Today’s reading is Rev 3:14
Maybe the world has always been this way, but it seems to me that “truth” is becoming more and more subjective the longer I live. More opinions, more cultural norms, and more tolerance all seem to be broadening what we accept as truth. In a relational situation, two people can live through the exact same circumstance and later describe it in opposite terms. People have different opinions and different past experiences that cause them to view situations differently. Where is truth? How does truth fit in these opposing scenarios?
I am not looking to tackle what is right and what is wrong in our society today in this post. I am thinking more about relational dynamics as I sit with this verse, relationships between friends, coworkers, fellow church-goers, spouses, parents and kids. Conflicts and differences of opinion meet us daily. These conflicts can so easily cause frustration, anger, and division in relationships, when we won’t consider any thoughts but our own. When we are faced with a conflict and there isn’t a clear path forward in the Bible, or both parties can make a Biblical case for why their approach should be taken, relationships get messy and people can get hurt. We are given help in looking at the name of God, Amen.
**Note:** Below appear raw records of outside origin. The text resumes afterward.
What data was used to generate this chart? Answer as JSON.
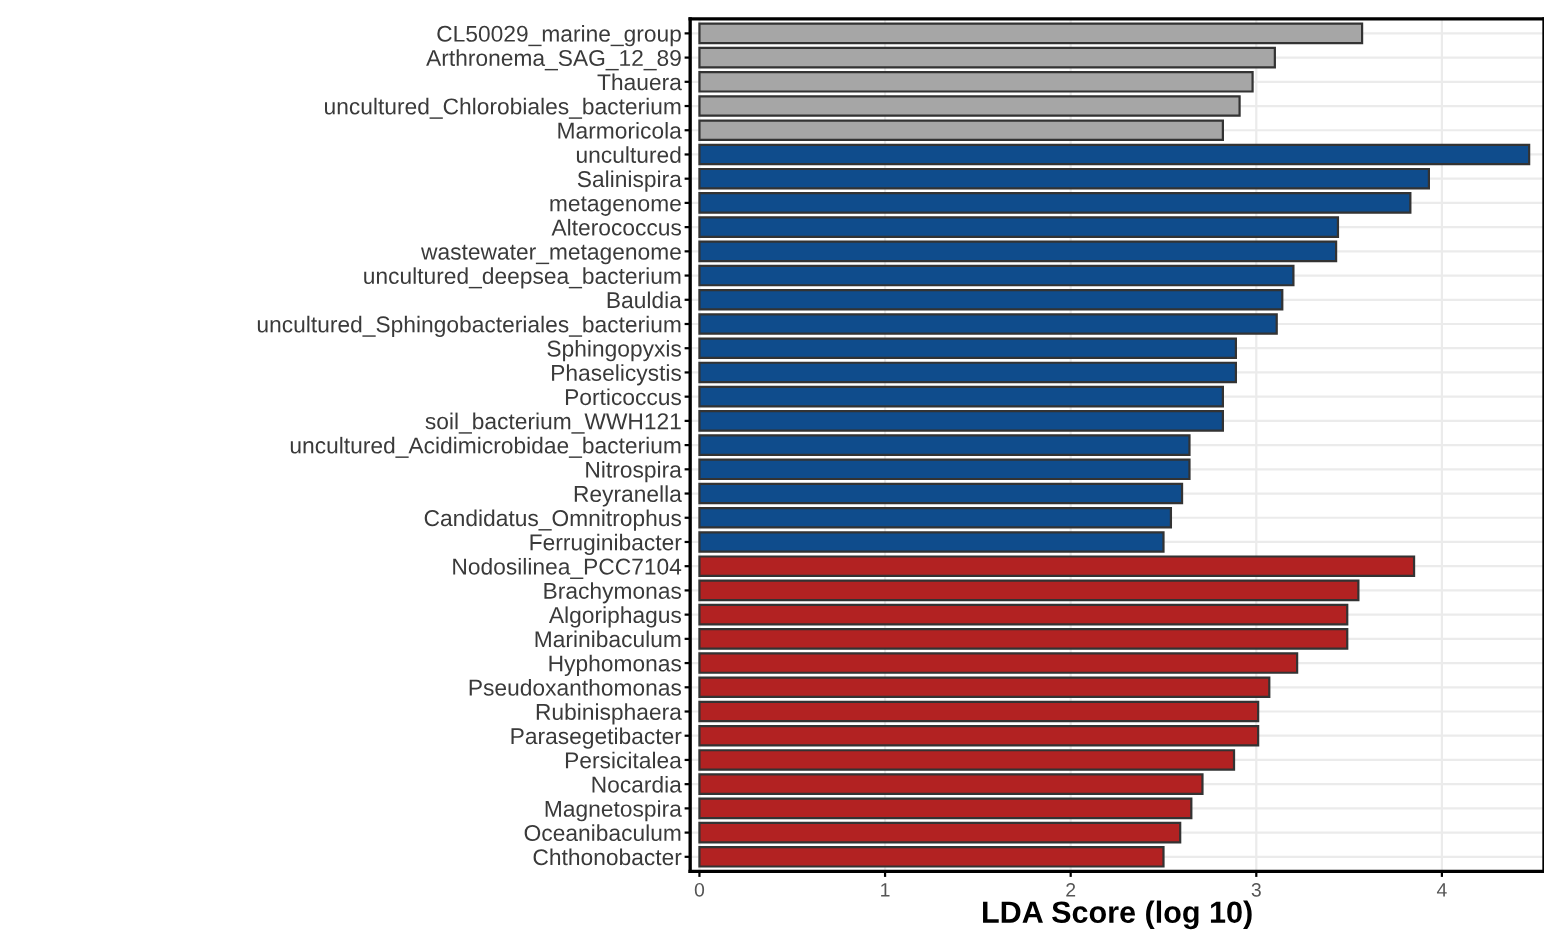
{
  "chart_data": {
    "type": "bar",
    "orientation": "horizontal",
    "xlabel": "LDA Score (log 10)",
    "categories": [
      "CL50029_marine_group",
      "Arthronema_SAG_12_89",
      "Thauera",
      "uncultured_Chlorobiales_bacterium",
      "Marmoricola",
      "uncultured",
      "Salinispira",
      "metagenome",
      "Alterococcus",
      "wastewater_metagenome",
      "uncultured_deepsea_bacterium",
      "Bauldia",
      "uncultured_Sphingobacteriales_bacterium",
      "Sphingopyxis",
      "Phaselicystis",
      "Porticoccus",
      "soil_bacterium_WWH121",
      "uncultured_Acidimicrobidae_bacterium",
      "Nitrospira",
      "Reyranella",
      "Candidatus_Omnitrophus",
      "Ferruginibacter",
      "Nodosilinea_PCC7104",
      "Brachymonas",
      "Algoriphagus",
      "Marinibaculum",
      "Hyphomonas",
      "Pseudoxanthomonas",
      "Rubinisphaera",
      "Parasegetibacter",
      "Persicitalea",
      "Nocardia",
      "Magnetospira",
      "Oceanibaculum",
      "Chthonobacter"
    ],
    "values": [
      3.57,
      3.1,
      2.98,
      2.91,
      2.82,
      4.47,
      3.93,
      3.83,
      3.44,
      3.43,
      3.2,
      3.14,
      3.11,
      2.89,
      2.89,
      2.82,
      2.82,
      2.64,
      2.64,
      2.6,
      2.54,
      2.5,
      3.85,
      3.55,
      3.49,
      3.49,
      3.22,
      3.07,
      3.01,
      3.01,
      2.88,
      2.71,
      2.65,
      2.59,
      2.5
    ],
    "colors": [
      "#a6a6a6",
      "#a6a6a6",
      "#a6a6a6",
      "#a6a6a6",
      "#a6a6a6",
      "#0f4c8c",
      "#0f4c8c",
      "#0f4c8c",
      "#0f4c8c",
      "#0f4c8c",
      "#0f4c8c",
      "#0f4c8c",
      "#0f4c8c",
      "#0f4c8c",
      "#0f4c8c",
      "#0f4c8c",
      "#0f4c8c",
      "#0f4c8c",
      "#0f4c8c",
      "#0f4c8c",
      "#0f4c8c",
      "#0f4c8c",
      "#b22222",
      "#b22222",
      "#b22222",
      "#b22222",
      "#b22222",
      "#b22222",
      "#b22222",
      "#b22222",
      "#b22222",
      "#b22222",
      "#b22222",
      "#b22222",
      "#b22222"
    ],
    "xlim": [
      -0.05,
      4.55
    ],
    "xticks": [
      0,
      1,
      2,
      3,
      4
    ],
    "grid": true
  }
}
Rev 3:14 “Write this letter to the angel of the church of Laodicea. This is the message from the one who is the Amen-the faithful and true witness, the beginning and source of God’s new creation.” In Hebrew, God’s name of Amen is translated as “God of truth”, “certainty”, or just “truth”. In Is 65:16 the Bible says, “All who invoke a blessing or take an oath will do so by the God of truth.” So my question is, how do we get the God of truth into a sticky situation or a conflict with another person?
1-God doesn’t very often instantly hand out answers and resolution in the middle of conflict. It seems to take time. If we don’t have to discuss the situation with Him, then our relationship with Him doesn’t grow. We don’t get to know Him better. We don’t experience His trustworthiness and we don’t get to see Him change us, or the other person, or maybe even the circumstances.
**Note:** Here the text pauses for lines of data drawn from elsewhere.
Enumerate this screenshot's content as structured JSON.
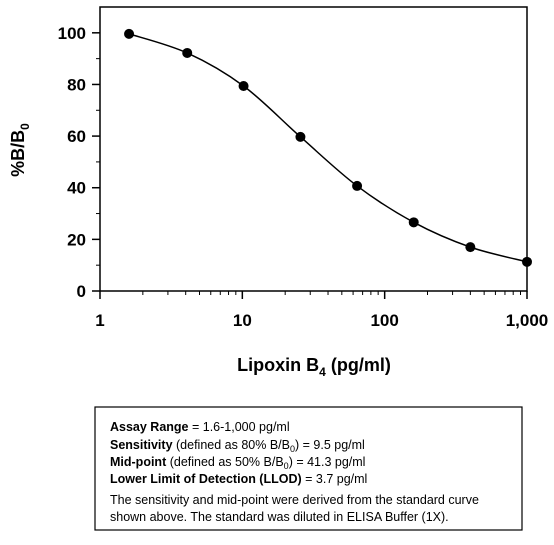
{
  "chart_data": {
    "type": "scatter",
    "xscale": "log",
    "curve": true,
    "y_label": {
      "text": "%B/B",
      "sub": "0"
    },
    "x_label": {
      "text": "Lipoxin B",
      "sub": "4",
      "tail": " (pg/ml)"
    },
    "x": [
      1.6,
      4.1,
      10.2,
      25.6,
      64,
      160,
      400,
      1000
    ],
    "values": [
      99.6,
      92.2,
      79.4,
      59.7,
      40.7,
      26.6,
      17.0,
      11.3
    ],
    "color": "#000000",
    "xlim": [
      1,
      1000
    ],
    "xticks": [
      1,
      10,
      100,
      {
        "value": 1000,
        "label": "1,000"
      }
    ],
    "xminor_ticks": [
      2,
      3,
      4,
      5,
      6,
      7,
      8,
      9,
      20,
      30,
      40,
      50,
      60,
      70,
      80,
      90,
      200,
      300,
      400,
      500,
      600,
      700,
      800,
      900
    ],
    "ylim": [
      0,
      110
    ],
    "yticks": [
      0,
      20,
      40,
      60,
      80,
      100
    ],
    "yminor_ticks": [
      10,
      30,
      50,
      70,
      90
    ]
  },
  "info_box": {
    "lines": [
      {
        "bold": "Assay Range",
        "text": " = 1.6-1,000 pg/ml"
      },
      {
        "bold": "Sensitivity",
        "text": " (defined as 80% B/B",
        "sub": "0",
        "tail": ")  =  9.5 pg/ml"
      },
      {
        "bold": "Mid-point",
        "text": " (defined as 50% B/B",
        "sub": "0",
        "tail": ")  =  41.3 pg/ml"
      },
      {
        "bold": "Lower Limit of Detection (LLOD)",
        "text": " =  3.7 pg/ml"
      },
      {
        "text": "The sensitivity and mid-point were derived from the standard curve"
      },
      {
        "text": "shown above. The standard was diluted in ELISA Buffer (1X)."
      }
    ]
  }
}
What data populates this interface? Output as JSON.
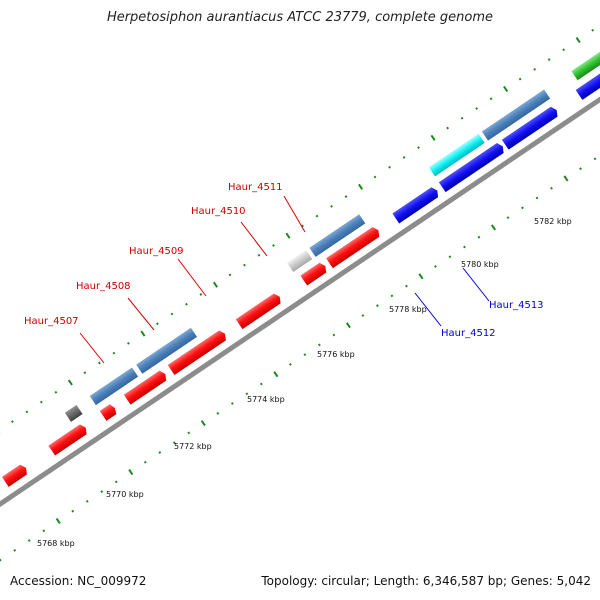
{
  "header": {
    "title": "Herpetosiphon aurantiacus ATCC 23779, complete genome"
  },
  "footer": {
    "accession": "Accession: NC_009972",
    "summary": "Topology: circular; Length: 6,346,587 bp; Genes: 5,042"
  },
  "colors": {
    "background": "#ffffff",
    "backbone": "#8c8c8c",
    "tick": "#1a8a1a",
    "label_reverse": "#cc0000",
    "label_forward": "#0000cc",
    "leader_reverse": "#dd0000",
    "leader_forward": "#0000dd"
  },
  "ruler": {
    "unit": "kbp",
    "labels": [
      "5768 kbp",
      "5770 kbp",
      "5772 kbp",
      "5774 kbp",
      "5776 kbp",
      "5778 kbp",
      "5780 kbp",
      "5782 kbp"
    ]
  },
  "features": [
    {
      "label": "Haur_4507",
      "strand": "reverse",
      "color": "#cc0000"
    },
    {
      "label": "Haur_4508",
      "strand": "reverse",
      "color": "#cc0000"
    },
    {
      "label": "Haur_4509",
      "strand": "reverse",
      "color": "#cc0000"
    },
    {
      "label": "Haur_4510",
      "strand": "reverse",
      "color": "#cc0000"
    },
    {
      "label": "Haur_4511",
      "strand": "reverse",
      "color": "#cc0000"
    },
    {
      "label": "Haur_4512",
      "strand": "forward",
      "color": "#0000cc"
    },
    {
      "label": "Haur_4513",
      "strand": "forward",
      "color": "#0000cc"
    }
  ]
}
2-It is better to wrestle with the God of truth, than another person. Do we want to find the truth or do we want to be right? If we bring our issue to God, we will get to truth. If we continue to argue with the other person we will get or cause more hurt and usually no real resolution takes place.
3-When we go to God, it humbles us. We have to admit that we are stuck and need help to get to true resolution. A humbled heart hears that it needs to change better than an angry one, you can trust me on this.
4-God’s opinion matters to me more than any person’s does. He is perfect, faithful, and a true witness to everything. I want my measuring stick to be His thoughts not mine or someone else’s. I have to go to Him to know His thoughts. I can’t trust my feelings or my mind. To know what He desires in each individual situation, I need to bring it to Him. Honestly, I don’t always finish praying with my answer in hand. Sometimes He lets me know later or even back in conversation with my problem person what He wants from me. The answers come at different times, but if I don’t go to Him with my questions, His answers are not usually known.
In the last few years, I have been more grateful for God’s ultimate truth than at any other time in my life. A less loving God might not be willing to enter into our lives and our messes to help us change. Praise God that He is unconditional, perfect, generous, rich and compassionate Love. Praise Him for being the God of truth and certainty.